One-command validation workflow¶

CGREP_BIN=cgrep bash scripts/validate_all.sh

This single workflow verifies: - core indexing/search - incremental update path (--print-diff) - agent planning flow (agent plan) - status/search stats payload checks (json2 --compact) - doctor flow (scripts/doctor.sh) when repository-integrations files are present - docs local-link sanity checks (README + docs hub files)

Docs Site Validation (GitHub Pages)¶

Local preview:

mkdocs serve

Strict build parity with CI (docs-pages workflow):

mkdocs build --strict

Performance Gate¶

python3 scripts/index_perf_gate.py \
  --baseline-bin /path/to/baseline/cgrep \
  --candidate-bin /path/to/candidate/cgrep \
  --runs 3 \
  --warmup 1 \
  --files 1200

python3 scripts/agent_plan_perf_gate.py \
  --baseline-bin /path/to/baseline/cgrep \
  --candidate-bin /path/to/candidate/cgrep \
  --runs 5 \
  --warmup 2 \
  --files 800

Run this after search/indexing-related changes. Performance gate tracks latency p50/p95 for: - fresh worktree index latency with --reuse off - first keyword search latency after --reuse off - incremental index update latency after a small tracked-file change (--reuse off) - fresh worktree index latency with --reuse strict - fresh worktree index latency with --reuse auto - first keyword search latency after --reuse strict - first keyword search latency after --reuse auto - agent plan latency for simple identifier-like query - agent plan latency for complex phrase-like query - agent plan end-to-end latency on expand-heavy query

Methodology: - --warmup executes non-reported warmup runs per metric. - --runs executes measured runs per metric. - p50 uses median. - p95 uses nearest-rank percentile over measured runs.
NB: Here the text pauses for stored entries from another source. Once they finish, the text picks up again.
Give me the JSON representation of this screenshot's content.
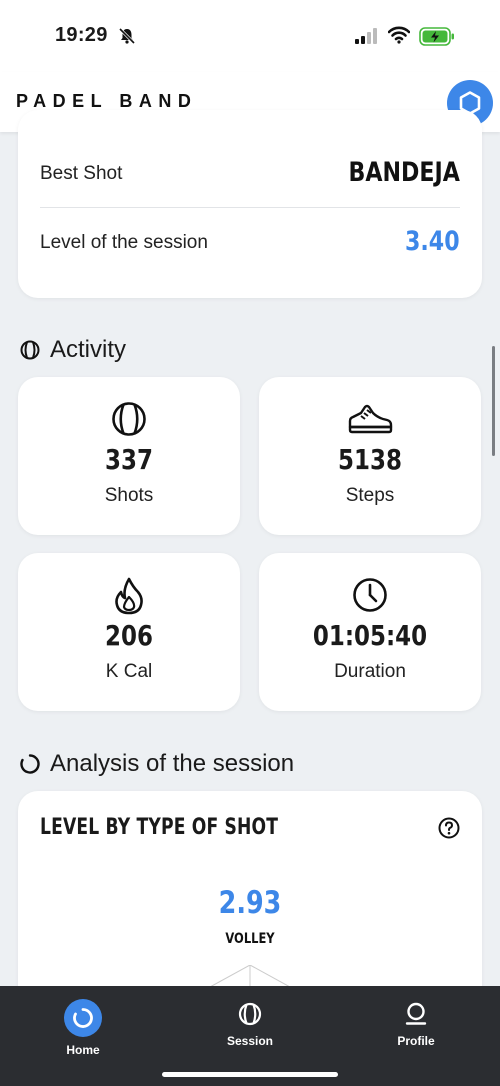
{
  "status_bar": {
    "time": "19:29"
  },
  "header": {
    "brand": "PADEL BAND"
  },
  "summary": {
    "best_shot_label": "Best Shot",
    "best_shot_value": "BANDEJA",
    "level_label": "Level of the session",
    "level_value": "3.40"
  },
  "activity": {
    "title": "Activity",
    "stats": [
      {
        "value": "337",
        "label": "Shots",
        "icon": "padel-ball-icon"
      },
      {
        "value": "5138",
        "label": "Steps",
        "icon": "sneaker-icon"
      },
      {
        "value": "206",
        "label": "K Cal",
        "icon": "flame-icon"
      },
      {
        "value": "01:05:40",
        "label": "Duration",
        "icon": "clock-icon"
      }
    ]
  },
  "analysis": {
    "title": "Analysis of the session",
    "card_title": "LEVEL BY TYPE OF SHOT",
    "shot_value": "2.93",
    "shot_type": "VOLLEY"
  },
  "nav": {
    "items": [
      {
        "label": "Home",
        "icon": "refresh-icon",
        "active": true
      },
      {
        "label": "Session",
        "icon": "padel-ball-icon",
        "active": false
      },
      {
        "label": "Profile",
        "icon": "user-icon",
        "active": false
      }
    ]
  },
  "colors": {
    "accent": "#3d87e8",
    "nav_bg": "#2b2d31",
    "page_bg": "#edf0f3"
  }
}
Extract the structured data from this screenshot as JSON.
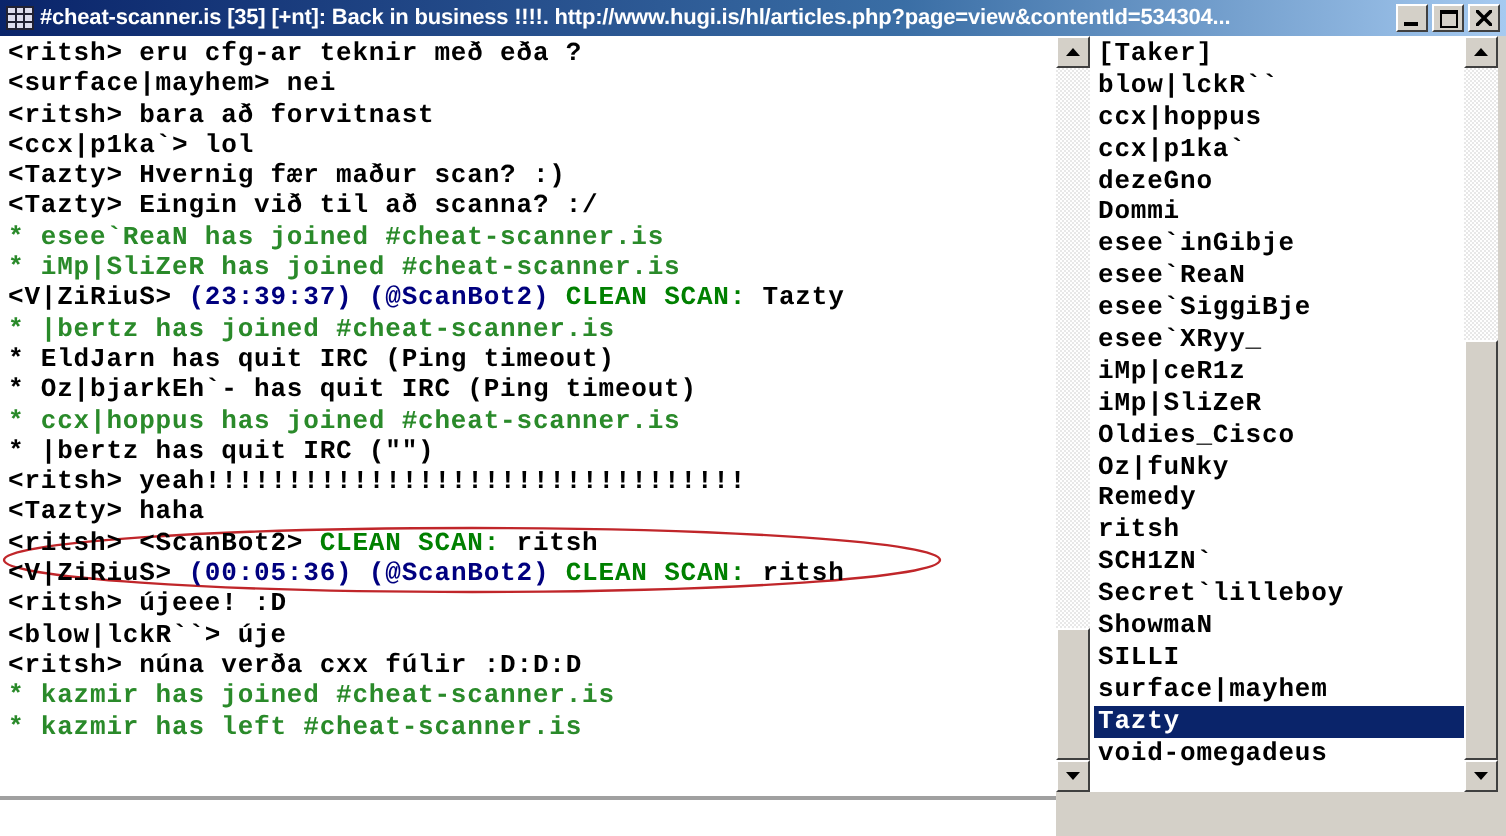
{
  "window": {
    "title": "#cheat-scanner.is [35] [+nt]: Back in business !!!!. http://www.hugi.is/hl/articles.php?page=view&contentId=534304..."
  },
  "chat": {
    "lines": [
      {
        "segments": [
          {
            "kind": "text",
            "text": "<ritsh> eru cfg-ar teknir með eða ?"
          }
        ]
      },
      {
        "segments": [
          {
            "kind": "text",
            "text": "<surface|mayhem> nei"
          }
        ]
      },
      {
        "segments": [
          {
            "kind": "text",
            "text": "<ritsh> bara að forvitnast"
          }
        ]
      },
      {
        "segments": [
          {
            "kind": "text",
            "text": "<ccx|p1ka`> lol"
          }
        ]
      },
      {
        "segments": [
          {
            "kind": "text",
            "text": "<Tazty> Hvernig fær maður scan? :)"
          }
        ]
      },
      {
        "segments": [
          {
            "kind": "text",
            "text": "<Tazty> Eingin við til að scanna? :/"
          }
        ]
      },
      {
        "segments": [
          {
            "kind": "event",
            "text": "* esee`ReaN has joined #cheat-scanner.is"
          }
        ]
      },
      {
        "segments": [
          {
            "kind": "event",
            "text": "* iMp|SliZeR has joined #cheat-scanner.is"
          }
        ]
      },
      {
        "segments": [
          {
            "kind": "text",
            "text": "<V|ZiRiuS> "
          },
          {
            "kind": "time",
            "text": "(23:39:37) (@ScanBot2) "
          },
          {
            "kind": "scan",
            "text": "CLEAN SCAN: "
          },
          {
            "kind": "text",
            "text": "Tazty"
          }
        ]
      },
      {
        "segments": [
          {
            "kind": "event",
            "text": "* |bertz has joined #cheat-scanner.is"
          }
        ]
      },
      {
        "segments": [
          {
            "kind": "text",
            "text": "* EldJarn has quit IRC (Ping timeout)"
          }
        ]
      },
      {
        "segments": [
          {
            "kind": "text",
            "text": "* Oz|bjarkEh`- has quit IRC (Ping timeout)"
          }
        ]
      },
      {
        "segments": [
          {
            "kind": "event",
            "text": "* ccx|hoppus has joined #cheat-scanner.is"
          }
        ]
      },
      {
        "segments": [
          {
            "kind": "text",
            "text": "* |bertz has quit IRC (\"\")"
          }
        ]
      },
      {
        "segments": [
          {
            "kind": "text",
            "text": "<ritsh> yeah!!!!!!!!!!!!!!!!!!!!!!!!!!!!!!!!!"
          }
        ]
      },
      {
        "segments": [
          {
            "kind": "text",
            "text": "<Tazty> haha"
          }
        ]
      },
      {
        "segments": [
          {
            "kind": "text",
            "text": "<ritsh> <ScanBot2> "
          },
          {
            "kind": "scan",
            "text": "CLEAN SCAN: "
          },
          {
            "kind": "text",
            "text": "ritsh"
          }
        ]
      },
      {
        "segments": [
          {
            "kind": "text",
            "text": "<V|ZiRiuS> "
          },
          {
            "kind": "time",
            "text": "(00:05:36) (@ScanBot2) "
          },
          {
            "kind": "scan",
            "text": "CLEAN SCAN: "
          },
          {
            "kind": "text",
            "text": "ritsh"
          }
        ]
      },
      {
        "segments": [
          {
            "kind": "text",
            "text": "<ritsh> újeee! :D"
          }
        ]
      },
      {
        "segments": [
          {
            "kind": "text",
            "text": "<blow|lckR``> úje"
          }
        ]
      },
      {
        "segments": [
          {
            "kind": "text",
            "text": "<ritsh> núna verða cxx fúlir :D:D:D"
          }
        ]
      },
      {
        "segments": [
          {
            "kind": "event",
            "text": "* kazmir has joined #cheat-scanner.is"
          }
        ]
      },
      {
        "segments": [
          {
            "kind": "event",
            "text": "* kazmir has left #cheat-scanner.is"
          }
        ]
      }
    ]
  },
  "nicklist": [
    {
      "nick": "[Taker]",
      "selected": false
    },
    {
      "nick": "blow|lckR``",
      "selected": false
    },
    {
      "nick": "ccx|hoppus",
      "selected": false
    },
    {
      "nick": "ccx|p1ka`",
      "selected": false
    },
    {
      "nick": "dezeGno",
      "selected": false
    },
    {
      "nick": "Dommi",
      "selected": false
    },
    {
      "nick": "esee`inGibje",
      "selected": false
    },
    {
      "nick": "esee`ReaN",
      "selected": false
    },
    {
      "nick": "esee`SiggiBje",
      "selected": false
    },
    {
      "nick": "esee`XRyy_",
      "selected": false
    },
    {
      "nick": "iMp|ceR1z",
      "selected": false
    },
    {
      "nick": "iMp|SliZeR",
      "selected": false
    },
    {
      "nick": "Oldies_Cisco",
      "selected": false
    },
    {
      "nick": "Oz|fuNky",
      "selected": false
    },
    {
      "nick": "Remedy",
      "selected": false
    },
    {
      "nick": "ritsh",
      "selected": false
    },
    {
      "nick": "SCH1ZN`",
      "selected": false
    },
    {
      "nick": "Secret`lilleboy",
      "selected": false
    },
    {
      "nick": "ShowmaN",
      "selected": false
    },
    {
      "nick": "SILLI",
      "selected": false
    },
    {
      "nick": "surface|mayhem",
      "selected": false
    },
    {
      "nick": "Tazty",
      "selected": true
    },
    {
      "nick": "void-omegadeus",
      "selected": false
    }
  ]
}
CI thresholds (median): - search regression > 5%: fail - cold index build regression > 10%: fail - incremental/reuse update regression > 10%: fail - agent plan regression > 10%: fail - small absolute deltas (<= 3ms) are treated as noise for agent-plan perf checks

Tag-Triggered Release CI¶

release workflow (.github/workflows/release.yml) runs when a release tag is pushed. Accepted tag forms: - vMAJOR.MINOR.PATCH (for example v1.5.2) - MAJOR.MINOR.PATCH (for example 1.5.2)

git tag v1.5.2
git push origin v1.5.2

or

git tag 1.5.2
git push origin 1.5.2

Manual fallback (workflow_dispatch) uses the selected commit and publishes with the provided tag input.

Release-Ready Checklist¶

Build passes (cargo build)
Tests pass (cargo test)
Clippy clean (-D warnings)
Validation workflow passes (scripts/validate_all.sh)
Performance gates pass (scripts/index_perf_gate.py, scripts/agent_plan_perf_gate.py)
Docs updated for CLI/behavior changes

Benchmark: Agent Token Efficiency (PyTorch)¶

python3 scripts/benchmark_agent_token_efficiency.py --repo /path/to/pytorch

Tier tuning:

python3 scripts/benchmark_agent_token_efficiency.py \
  --repo /path/to/pytorch \
  --baseline-file-tiers 2,4,6,8,12 \
  --cgrep-expand-tiers 1,2,4,6,8

Outputs: - docs/benchmarks/pytorch-agent-token-efficiency.md - local/benchmarks/pytorch-agent-token-efficiency.json (local-only)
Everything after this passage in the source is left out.